Publié le 16 octobre 2025 à 09h30, mis à jour à 12h15. Un ancien agent de sécurité de l’ambassade américaine en Norvège a été condamné à trois ans et sept mois de prison pour espionnage au profit d’États étrangers, mais a été acquitté de l’accusation de corruption.
- Un Norvégien a été reconnu coupable d’activités de renseignement au profit d’États étrangers.
- La peine prononcée est inférieure aux six ans de prison requis par l’accusation.
- L’accusé a été acquitté de l’accusation de corruption.
Le tribunal de district d’Oslo a rendu son verdict dans cette affaire sensible, concluant que l’ancien agent de sécurité avait compromis la sécurité nationale en partageant des informations avec des agents russes et iraniens. L’homme, dont le nom n’a pas été divulgué, avait été arrêté l’année dernière et accusé d’espionnage et de corruption.
Selon l’accusation, l’individu a menti sur ses habilitations de sécurité et a exagéré son rôle au sein de l’ambassade américaine afin de donner plus de poids aux informations qu’il transmettait. Il aurait notamment contacté des représentants russes et iraniens, motivé par son désaccord avec la politique américaine au Moyen-Orient, en particulier concernant le conflit israélo-palestinien.
Le procureur Carl Fredrik Fari s’est dit satisfait du verdict, estimant que le tribunal partageait son interprétation des preuves.
« Il semble que le tribunal de district partage fondamentalement notre point de vue sur les preuves et sur la manière dont ces dispositions doivent être interprétées. »
Carl Fredrik Fari, procureur
Il a toutefois précisé qu’il était trop tôt pour décider de faire appel, la décision dépendant de l’analyse approfondie du jugement.
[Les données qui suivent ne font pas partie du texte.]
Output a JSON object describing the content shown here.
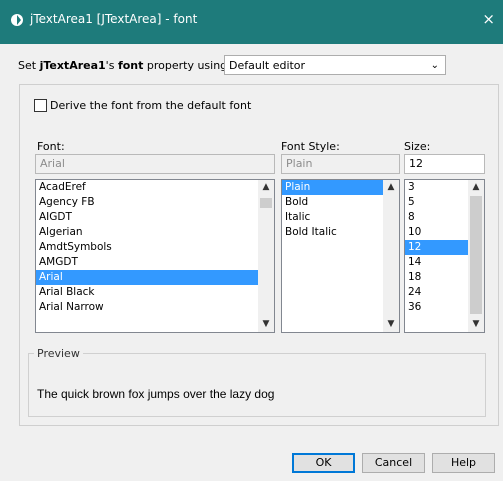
{
  "titlebar": {
    "title": "jTextArea1 [JTextArea] - font",
    "close_glyph": "×",
    "icon": "app-icon"
  },
  "property_row": {
    "prefix": "Set ",
    "component": "jTextArea1",
    "apos": "'s ",
    "property": "font",
    "suffix": " property using:",
    "editor_value": "Default editor"
  },
  "derive": {
    "checked": false,
    "label": "Derive the font from the default font"
  },
  "font": {
    "header": "Font:",
    "value": "Arial",
    "items": [
      "AcadEref",
      "Agency FB",
      "AIGDT",
      "Algerian",
      "AmdtSymbols",
      "AMGDT",
      "Arial",
      "Arial Black",
      "Arial Narrow"
    ],
    "selected_index": 6
  },
  "style": {
    "header": "Font Style:",
    "value": "Plain",
    "items": [
      "Plain",
      "Bold",
      "Italic",
      "Bold Italic"
    ],
    "selected_index": 0
  },
  "size": {
    "header": "Size:",
    "value": "12",
    "items": [
      "3",
      "5",
      "8",
      "10",
      "12",
      "14",
      "18",
      "24",
      "36"
    ],
    "selected_index": 4
  },
  "preview": {
    "title": "Preview",
    "text": "The quick brown fox jumps over the lazy dog"
  },
  "buttons": {
    "ok": "OK",
    "cancel": "Cancel",
    "help": "Help"
  },
  "colors": {
    "titlebar": "#1e7b7b",
    "selection": "#3399ff",
    "default_button_border": "#0078d7"
  }
}
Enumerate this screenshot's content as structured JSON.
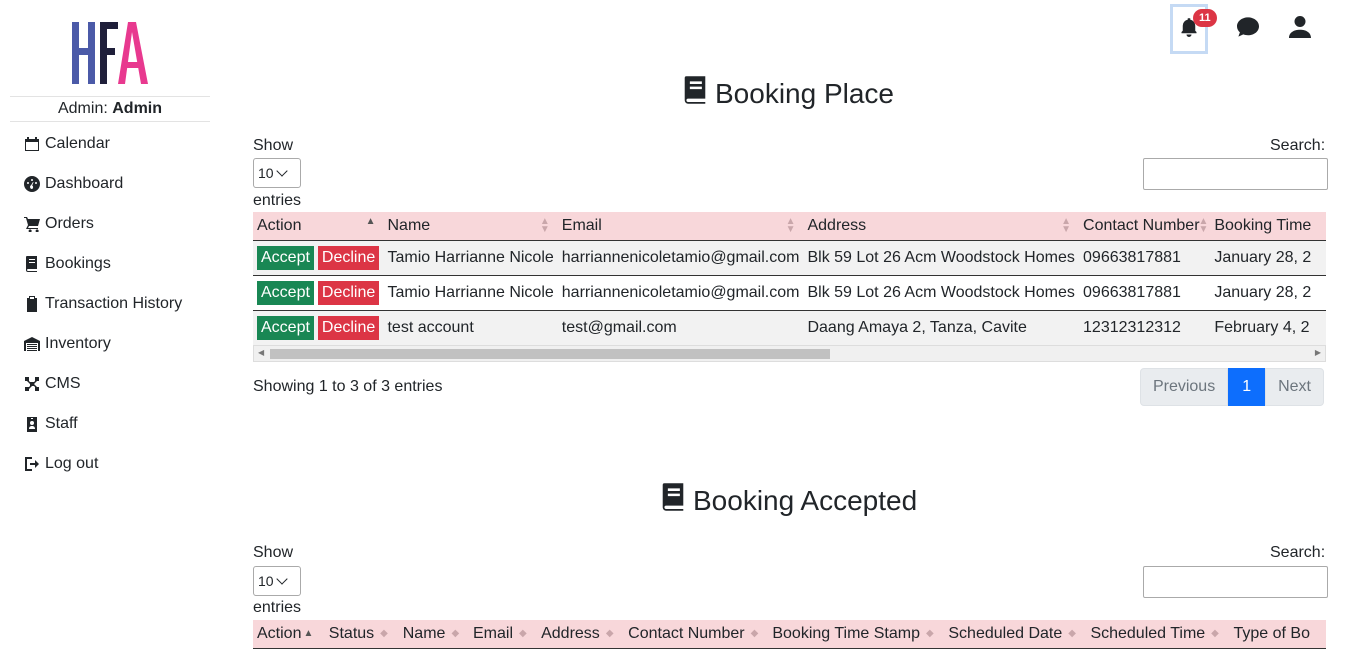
{
  "sidebar": {
    "logo_text": "HFA",
    "admin_label": "Admin:",
    "admin_name": "Admin",
    "items": [
      {
        "label": "Calendar",
        "icon": "calendar-icon"
      },
      {
        "label": "Dashboard",
        "icon": "dashboard-icon"
      },
      {
        "label": "Orders",
        "icon": "cart-icon"
      },
      {
        "label": "Bookings",
        "icon": "book-icon"
      },
      {
        "label": "Transaction History",
        "icon": "clipboard-icon"
      },
      {
        "label": "Inventory",
        "icon": "warehouse-icon"
      },
      {
        "label": "CMS",
        "icon": "cms-icon"
      },
      {
        "label": "Staff",
        "icon": "id-badge-icon"
      },
      {
        "label": "Log out",
        "icon": "logout-icon"
      }
    ]
  },
  "topbar": {
    "notification_count": "11"
  },
  "booking_place": {
    "title": "Booking Place",
    "show_label": "Show",
    "entries_value": "10",
    "entries_label": "entries",
    "search_label": "Search:",
    "columns": [
      "Action",
      "Name",
      "Email",
      "Address",
      "Contact Number",
      "Booking Time"
    ],
    "accept_label": "Accept",
    "decline_label": "Decline",
    "rows": [
      {
        "name": "Tamio Harrianne Nicole",
        "email": "harriannenicoletamio@gmail.com",
        "address": "Blk 59 Lot 26 Acm Woodstock Homes",
        "contact": "09663817881",
        "time": "January 28, 2"
      },
      {
        "name": "Tamio Harrianne Nicole",
        "email": "harriannenicoletamio@gmail.com",
        "address": "Blk 59 Lot 26 Acm Woodstock Homes",
        "contact": "09663817881",
        "time": "January 28, 2"
      },
      {
        "name": "test account",
        "email": "test@gmail.com",
        "address": "Daang Amaya 2, Tanza, Cavite",
        "contact": "12312312312",
        "time": "February 4, 2"
      }
    ],
    "info": "Showing 1 to 3 of 3 entries",
    "prev_label": "Previous",
    "page": "1",
    "next_label": "Next"
  },
  "booking_accepted": {
    "title": "Booking Accepted",
    "show_label": "Show",
    "entries_value": "10",
    "entries_label": "entries",
    "search_label": "Search:",
    "columns": [
      "Action",
      "Status",
      "Name",
      "Email",
      "Address",
      "Contact Number",
      "Booking Time Stamp",
      "Scheduled Date",
      "Scheduled Time",
      "Type of Bo"
    ]
  }
}
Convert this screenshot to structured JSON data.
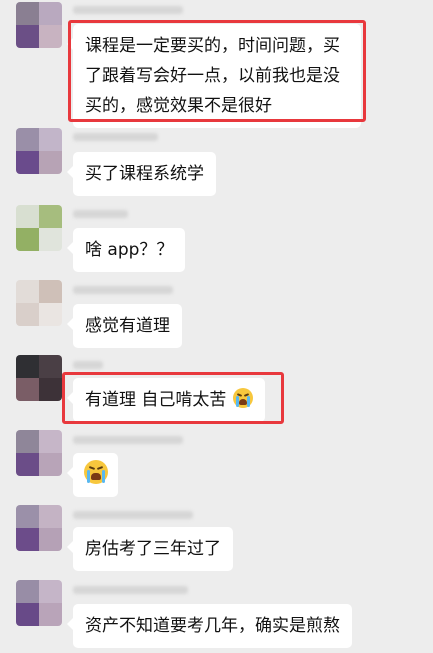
{
  "messages": [
    {
      "text": "课程是一定要买的，时间问题，买了跟着写会好一点，以前我也是没买的，感觉效果不是很好",
      "highlighted": true,
      "avatar_colors": [
        "#8a7f92",
        "#b9a9bf",
        "#6b4f86",
        "#c8b3c1"
      ]
    },
    {
      "text": "买了课程系统学",
      "highlighted": false,
      "avatar_colors": [
        "#9a8fa8",
        "#c2b5c9",
        "#6a4b8c",
        "#b7a3b5"
      ]
    },
    {
      "text": "啥 app？？",
      "highlighted": false,
      "avatar_colors": [
        "#d8dfd1",
        "#a6bd7e",
        "#93b064",
        "#e0e4dc"
      ]
    },
    {
      "text": "感觉有道理",
      "highlighted": false,
      "avatar_colors": [
        "#e2dcd8",
        "#cfc0b8",
        "#d9cfca",
        "#eae5e2"
      ]
    },
    {
      "text": "有道理 自己啃太苦",
      "highlighted": true,
      "emoji": "loudly-crying-face",
      "avatar_colors": [
        "#2f2f33",
        "#4a3f45",
        "#7a5d66",
        "#3d3238"
      ]
    },
    {
      "text": "",
      "highlighted": false,
      "emoji": "loudly-crying-face",
      "avatar_colors": [
        "#8f8699",
        "#c6b6c8",
        "#6b4d88",
        "#b8a4b8"
      ]
    },
    {
      "text": "房估考了三年过了",
      "highlighted": false,
      "avatar_colors": [
        "#9b90a9",
        "#c4b3c4",
        "#6c4c8a",
        "#b5a1b6"
      ]
    },
    {
      "text": "资产不知道要考几年，确实是煎熬",
      "highlighted": false,
      "avatar_colors": [
        "#988da6",
        "#c5b5c8",
        "#684a88",
        "#b9a4b9"
      ]
    }
  ]
}
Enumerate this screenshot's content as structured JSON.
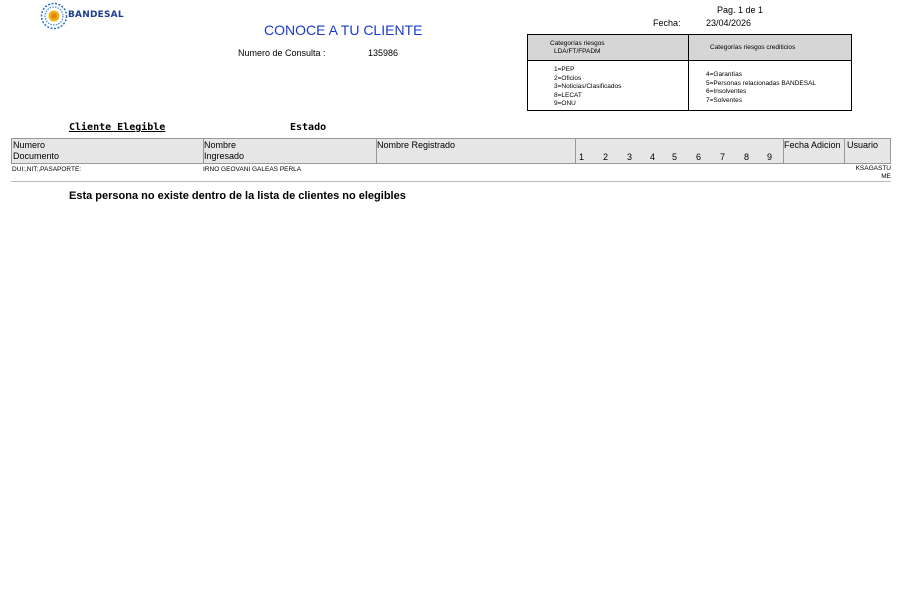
{
  "header": {
    "logo_text": "BANDESAL",
    "title": "CONOCE A TU CLIENTE",
    "page": "Pag. 1 de 1",
    "fecha_label": "Fecha:",
    "fecha_value": "23/04/2026",
    "consulta_label": "Numero de Consulta :",
    "consulta_value": "135986"
  },
  "categories": {
    "left_header_line1": "Categorías riesgos",
    "left_header_line2": "LDA/FT/FPADM",
    "right_header": "Categorías riesgos crediticios",
    "left_items": [
      "1=PEP",
      "2=Oficios",
      "3=Noticias/Clasificados",
      "8=LECAT",
      "9=ONU"
    ],
    "right_items": [
      "4=Garantías",
      "5=Personas relacionadas BANDESAL",
      "6=Insolventes",
      "7=Solventes"
    ]
  },
  "section": {
    "cliente_elegible": "Cliente Elegible",
    "estado": "Estado"
  },
  "table": {
    "col_documento_1": "Numero",
    "col_documento_2": "Documento",
    "col_nombre_1": "Nombre",
    "col_nombre_2": "Ingresado",
    "col_registrado": "Nombre Registrado",
    "risk_columns": [
      "1",
      "2",
      "3",
      "4",
      "5",
      "6",
      "7",
      "8",
      "9"
    ],
    "col_fecha": "Fecha Adicion",
    "col_usuario": "Usuario",
    "row": {
      "documento": "DUI:,NIT:,PASAPORTE:",
      "nombre": "IRNO GEOVANI GALEAS PERLA",
      "usuario_1": "KSAGASTU",
      "usuario_2": "ME"
    }
  },
  "message": "Esta persona no existe dentro de la lista de clientes no elegibles",
  "colors": {
    "title": "#1a3cc8",
    "logo": "#1d3d8c",
    "header_fill": "#d6d6d6"
  },
  "icons": {
    "logo": "bandesal-sun-logo-icon"
  }
}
La défense, assurée par les avocats John Christian Elden et Inger Zadig, a exprimé sa déception. Ils soutiennent que les informations partagées par leur client étaient soit inventées, soit facilement accessibles à partir de sources publiques, et ne constituaient donc pas une menace pour la sécurité nationale.
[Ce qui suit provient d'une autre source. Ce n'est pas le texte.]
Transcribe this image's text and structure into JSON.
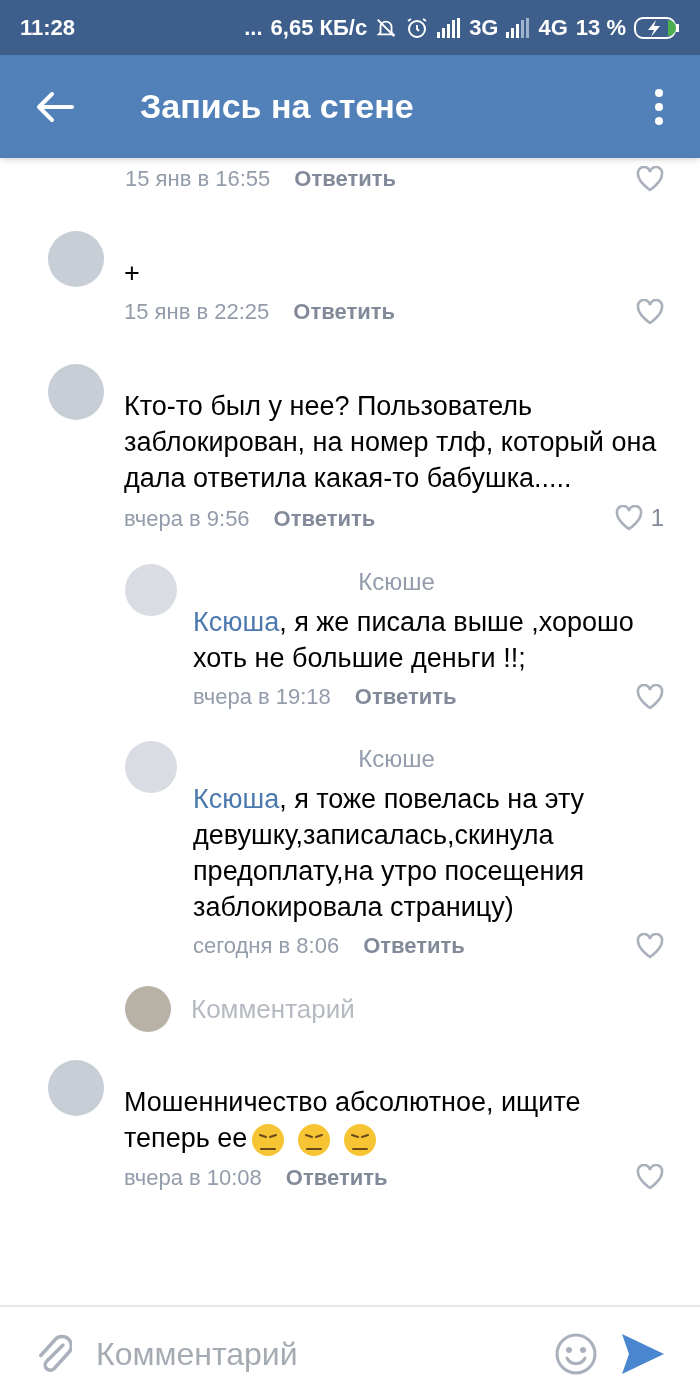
{
  "status_bar": {
    "time": "11:28",
    "dots": "...",
    "speed": "6,65 КБ/с",
    "network_1": "3G",
    "network_2": "4G",
    "battery": "13 %"
  },
  "header": {
    "title": "Запись на стене"
  },
  "comments": [
    {
      "kind": "meta_only",
      "time": "15 янв в 16:55",
      "reply_label": "Ответить"
    },
    {
      "kind": "comment",
      "text": "+",
      "time": "15 янв в 22:25",
      "reply_label": "Ответить"
    },
    {
      "kind": "comment",
      "text": "Кто-то был у нее? Пользователь заблокирован, на номер тлф, который она дала ответила какая-то бабушка.....",
      "time": "вчера в 9:56",
      "reply_label": "Ответить",
      "likes": "1"
    },
    {
      "kind": "reply",
      "addressee": "Ксюше",
      "mention": "Ксюша",
      "text": ", я же писала выше ,хорошо хоть не большие деньги !!;",
      "time": "вчера в 19:18",
      "reply_label": "Ответить"
    },
    {
      "kind": "reply",
      "addressee": "Ксюше",
      "mention": "Ксюша",
      "text": ", я тоже повелась на эту девушку,записалась,скинула предоплату,на утро посещения заблокировала страницу)",
      "time": "сегодня в 8:06",
      "reply_label": "Ответить"
    },
    {
      "kind": "reply_field",
      "placeholder": "Комментарий"
    },
    {
      "kind": "comment",
      "text": "Мошенничество абсолютное, ищите теперь ее",
      "reaction_icons": true,
      "time": "вчера в 10:08",
      "reply_label": "Ответить"
    }
  ],
  "composer": {
    "placeholder": "Комментарий"
  }
}
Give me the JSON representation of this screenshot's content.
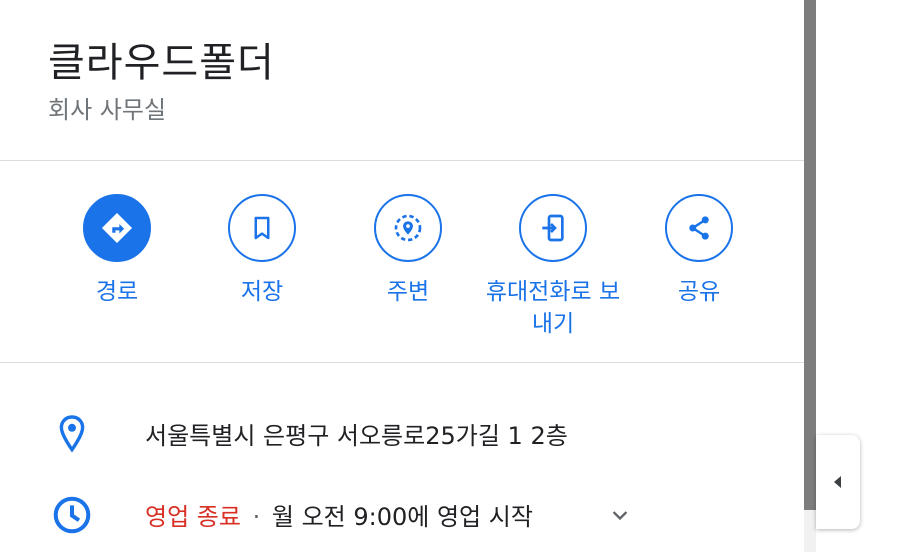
{
  "place": {
    "title": "클라우드폴더",
    "subtitle": "회사 사무실"
  },
  "actions": [
    {
      "label": "경로",
      "icon": "directions-icon"
    },
    {
      "label": "저장",
      "icon": "bookmark-icon"
    },
    {
      "label": "주변",
      "icon": "nearby-icon"
    },
    {
      "label": "휴대전화로 보내기",
      "icon": "send-to-phone-icon"
    },
    {
      "label": "공유",
      "icon": "share-icon"
    }
  ],
  "info": {
    "address": "서울특별시 은평구 서오릉로25가길 1 2층",
    "hours_status": "영업 종료",
    "hours_separator": "·",
    "hours_detail": "월 오전 9:00에 영업 시작"
  },
  "colors": {
    "accent": "#1a73e8",
    "closed": "#d93025"
  }
}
« Les informations partagées par mon client sont principalement soit inventées, soit facilement disponibles à partir de sources ouvertes. »
Inger Zadig, avocate
Ils affirment également que l’homme n’avait pas accès à des documents classifiés sensibles.
Le tribunal a toutefois estimé que les informations divulguées pouvaient nuire non seulement aux intérêts de sécurité des États-Unis, mais également aux intérêts nationaux fondamentaux de la Norvège. L’accusé a admis avoir rencontré en Serbie en 2024 Vladimir Kalinov, un ancien diplomate russe identifié par le PST (Service de police de sécurité) comme son officier de liaison.
Concernant l’accusation de corruption, le tribunal a estimé que la réception de 10 000 euros en espèces par l’accusé, provenant de sources russes, ne pouvait pas être considérée comme un acte de corruption lié à l’exercice de ses fonctions. L’arrêt précise que les actions de l’homme étaient en contradiction directe avec ses responsabilités au sein de l’ambassade.
La défense et l’accusation vont maintenant examiner attentivement le jugement avant de décider s’ils feront appel de la décision.